Once she took her seat, though, Justice Ginsburg seemed to be right at home. SCOTUSBlog artist Art Lien says that she appeared to be sporting a new, wider-than-normal jabot. (Whether the decorative cream-colored neckpiece the Justice wore today is technically a jabot is beyond my or Art’s fashion expertise.)
While many in the courtroom were in anticipating the second case scheduled for argument today – Elonis v. United States, about threats on Facebook – the Justices themselves took with enthusiasm to the first case. In Perez v. Mortgage Bankers Association, the banking industry is challenging whether the Department of Labor followed the Administrative Procedure Act (APA) in issuing an “interpretive rule” making mortgage-loan officers eligible for overtime pay instead of following more formal rulemaking procedures.
The four members of the Court who have served on the U.S. Court of Appeals for the District of Columbia Circuit, which handles a lot of APA cases, seemed especially into the argument, as was Justice Stephen G. Breyer, a First Circuit alum who pronounced the case “fascinating” and suggested he could write “a new treatise on administrative law in this subject.”
Justice Ginsburg (a D.C. Circuit alumna) did not ask the first question from the bench, as she often does during arguments, but she did chime in before five minutes had passed.
“Is this an unusual situation, or in classifying employees for purposes of the Fair Labor Standards Act, has the agency changed its mind about an initial classification?” she demanded of Deputy Solicitor General Edwin Kneedler. “I mean, here we have the agency has taken different views on whether loan officers qualify as administrative officers.
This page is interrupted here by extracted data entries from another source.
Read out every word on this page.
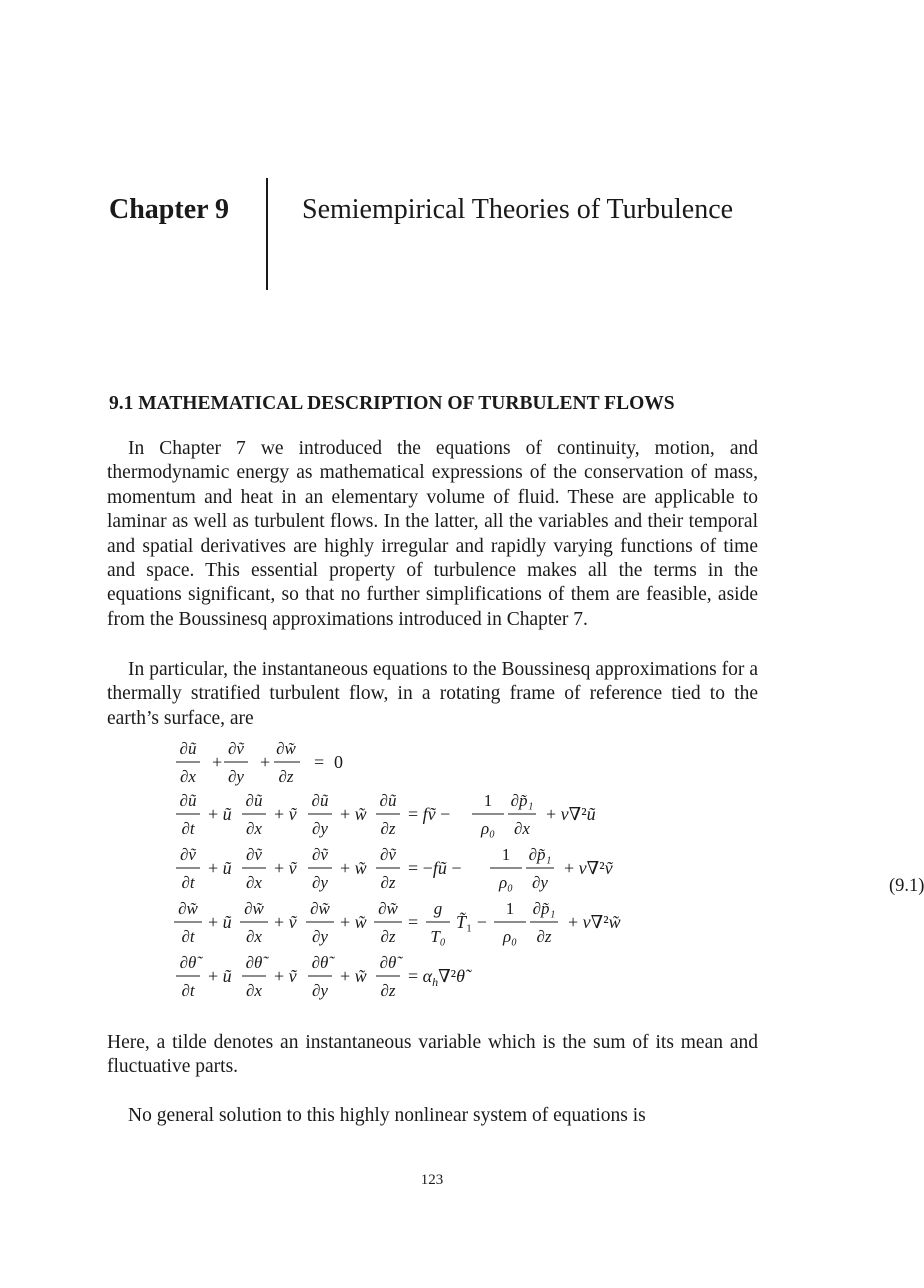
Chapter 9	Semiempirical Theories of Turbulence
9.1 MATHEMATICAL DESCRIPTION OF TURBULENT FLOWS

In Chapter 7 we introduced the equations of continuity, motion, and thermodynamic energy as mathematical expressions of the conservation of mass, momentum and heat in an elementary volume of fluid. These are applicable to laminar as well as turbulent flows. In the latter, all the variables and their temporal and spatial derivatives are highly irregular and rapidly varying functions of time and space. This essential property of turbulence makes all the terms in the equations significant, so that no further simplifications of them are feasible, aside from the Boussinesq approximations introduced in Chapter 7.

In particular, the instantaneous equations to the Boussinesq approximations for a thermally stratified turbulent flow, in a rotating frame of reference tied to the earth’s surface, are

∂ũ
∂x
+
∂ṽ
∂y
+
∂w̃
∂z
= 0
∂ũ
∂t
+ ũ
∂ũ
∂x
+ ṽ
∂ũ
∂y
+ w̃
∂ũ
∂z
= fṽ −
1
ρ₀
∂p̃₁
∂x
+ ν∇²ũ
∂ṽ
∂t
+ ũ
∂ṽ
∂x
+ ṽ
∂ṽ
∂y
+ w̃
∂ṽ
∂z
= −fũ −
1
ρ₀
∂p̃₁
∂y
+ ν∇²ṽ
∂w̃
∂t
+ ũ
∂w̃
∂x
+ ṽ
∂w̃
∂y
+ w̃
∂w̃
∂z
=
g
T₀
T̃₁ −
1
ρ₀
∂p̃₁
∂z
+ ν∇²w̃
∂θ̃
∂t
+ ũ
∂θ̃
∂x
+ ṽ
∂θ̃
∂y
+ w̃
∂θ̃
∂z
= $\alpha_h\nabla^2\thetã$
(9.1)

Here, a tilde denotes an instantaneous variable which is the sum of its mean and fluctuative parts.

No general solution to this highly nonlinear system of equations is

123
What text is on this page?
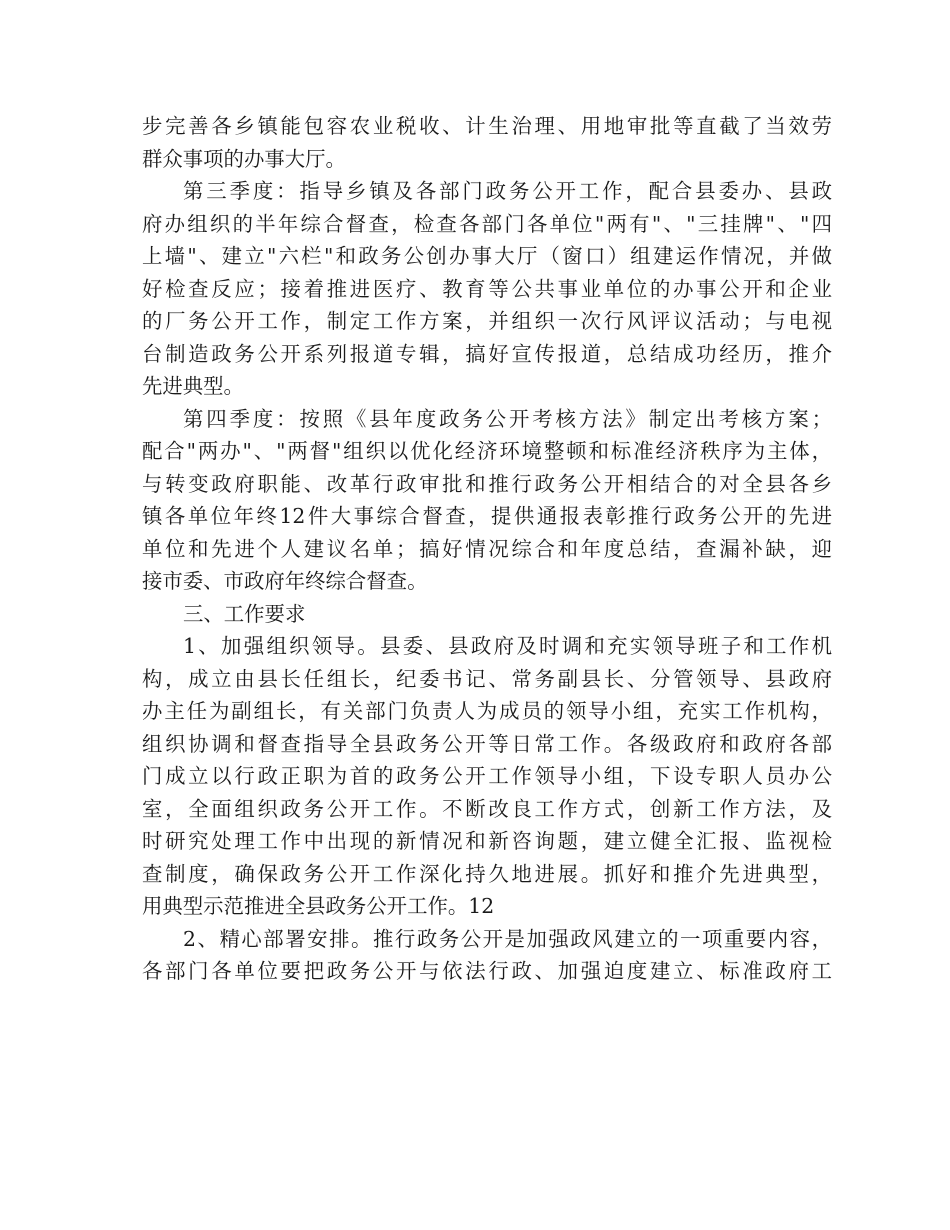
步完善各乡镇能包容农业税收、计生治理、用地审批等直截了当效劳
群众事项的办事大厅。
第三季度：指导乡镇及各部门政务公开工作，配合县委办、县政
府办组织的半年综合督查，检查各部门各单位"两有"、"三挂牌"、"四
上墙"、建立"六栏"和政务公创办事大厅（窗口）组建运作情况，并做
好检查反应；接着推进医疗、教育等公共事业单位的办事公开和企业
的厂务公开工作，制定工作方案，并组织一次行风评议活动；与电视
台制造政务公开系列报道专辑，搞好宣传报道，总结成功经历，推介
先进典型。
第四季度：按照《县年度政务公开考核方法》制定出考核方案；
配合"两办"、"两督"组织以优化经济环境整顿和标准经济秩序为主体，
与转变政府职能、改革行政审批和推行政务公开相结合的对全县各乡
镇各单位年终12件大事综合督查，提供通报表彰推行政务公开的先进
单位和先进个人建议名单；搞好情况综合和年度总结，查漏补缺，迎
接市委、市政府年终综合督查。
三、工作要求
1、加强组织领导。县委、县政府及时调和充实领导班子和工作机
构，成立由县长任组长，纪委书记、常务副县长、分管领导、县政府
办主任为副组长，有关部门负责人为成员的领导小组，充实工作机构，
组织协调和督查指导全县政务公开等日常工作。各级政府和政府各部
门成立以行政正职为首的政务公开工作领导小组，下设专职人员办公
室，全面组织政务公开工作。不断改良工作方式，创新工作方法，及
时研究处理工作中出现的新情况和新咨询题，建立健全汇报、监视检
查制度，确保政务公开工作深化持久地进展。抓好和推介先进典型，
用典型示范推进全县政务公开工作。12
2、精心部署安排。推行政务公开是加强政风建立的一项重要内容，
各部门各单位要把政务公开与依法行政、加强迫度建立、标准政府工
Is the Fair Labor Standards Act subject to this kind of review and revision by the department?”
It was soon established, as all participants well knew, that changes in presidential administrations had twice led the Labor Department to flip its views on overtime for mortgage officers.
Later in the argument, Justice Ginsburg was even more back to form as she repeatedly pressed a point with Allyson N. Ho, the lawyer representing the Mortgage Bankers Association (which represents the banks that don’t want to pay the overtime, not the loan officers who are presumably happy to receive it).
“Why wouldn’t the 2006 [Labor Department] interpretation, which you say should have stuck … why, if it’s substantive, then the 2006 interpretation was equally defective because there was no notice and comment for the 2006,” Justice Ginsburg asked. “If you are trying to characterize the 2010 rule as not interpretative, I don’t see how you can say, oh, but the 2006 rule was interpretative.”
Justice Ginsburg asked a few questions during the Elonis argument, as well, though there was more competition from her colleagues during that hot-button case. Throughout the morning, the Justice sat as she usually does, leaning slightly forward, focused intently on the proceedings for two straight hours. (No leaning back in her chair, no staring at the ceiling, no chit-chatting with her neighbors on the bench.)
Without a doubt, Justice Ginsburg had found her footing back at work.